Basic Understanding of Base Rate & MCLR:
Marginal Cost of Funds Based Lending Rate (MCLR), introduced by RBI from April 1, 2016 is the minimum interest rate of a bank below which it cannot lend.
- It serves as an internal benchmark for the bank. Interest rate on corporate and retail loan products is fixed above this rate. Higher difference between benchmark rate and loan rate is more beneficial for the bank from revenue standpoint.
- MCLR was introduced to replace the base rate mechanism. However only around 40 per cent of the corporate portfolio and one-fourth of retail portfolio are currently under the MCLR regime.
Observations by RBI panel:
It has been observed that banks deviated in an ad hoc manner from the specified methodologies for calculating the base rate and MCLR.

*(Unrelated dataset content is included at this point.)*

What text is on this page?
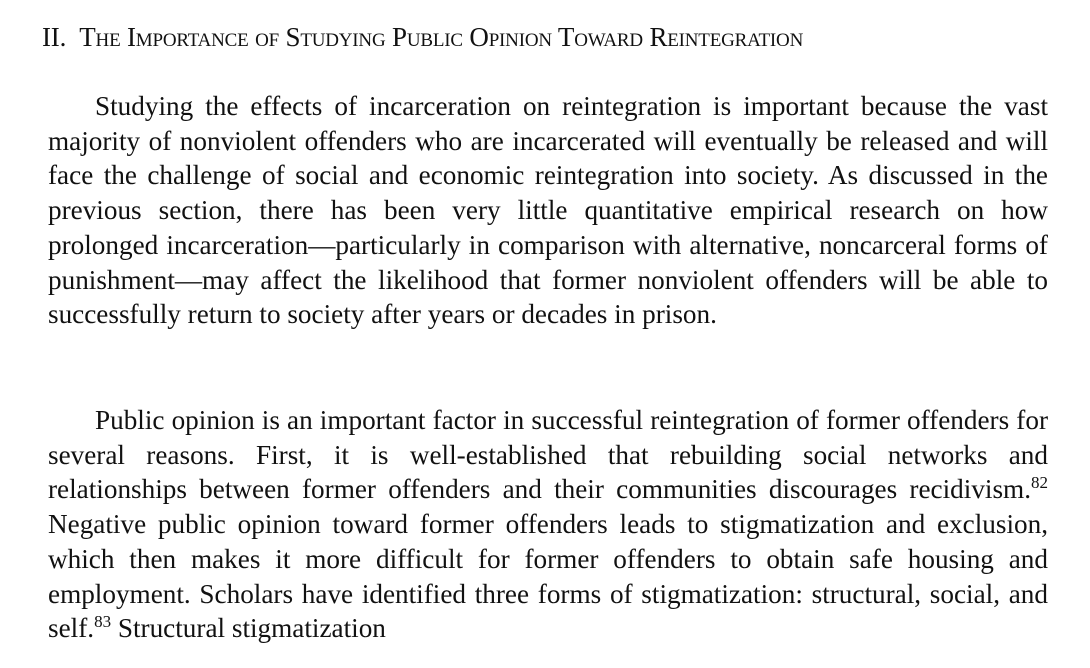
II. The Importance of Studying Public Opinion Toward Reintegration

Studying the effects of incarceration on reintegration is important because the vast majority of nonviolent offenders who are incarcerated will eventually be released and will face the challenge of social and economic reintegration into society. As discussed in the previous section, there has been very little quantitative empirical research on how prolonged incarceration—particularly in comparison with alternative, noncarceral forms of punishment—may affect the likelihood that former nonviolent offenders will be able to successfully return to society after years or decades in prison.

Public opinion is an important factor in successful reintegration of former offenders for several reasons. First, it is well-established that rebuilding social networks and relationships between former offenders and their communities discourages recidivism.$^{82}$ Negative public opinion toward former offenders leads to stigmatization and exclusion, which then makes it more difficult for former offenders to obtain safe housing and employment. Scholars have identified three forms of stigmatization: structural, social, and self.$^{83}$ Structural stigmatization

- This was done either to inflate the base rate and MCLR or prevent it from falling in line with the actual cost of funds.
- The inflated MCLR results in fixing higher interest rates on various loan products viz. home loans, automobile loans and corporate loans at inflated levels despite the sustained cut in the repo rate by the RBI which brings down the actual cost of funds for the banks.
- Since December 2014, RBI has cut the repo rate by 200 bps. However, on an average the base rates of banks have declined by only 75 bps.
- Passing on the benefit of Repo Rate cut has been significant on new loans (especially home loans) as compared to outstanding loans.
- The panel report also stated that effective interest rate burden on the borrower has remained the same even after switching to the MCLR regime from the base rate regime since April 1, 2016.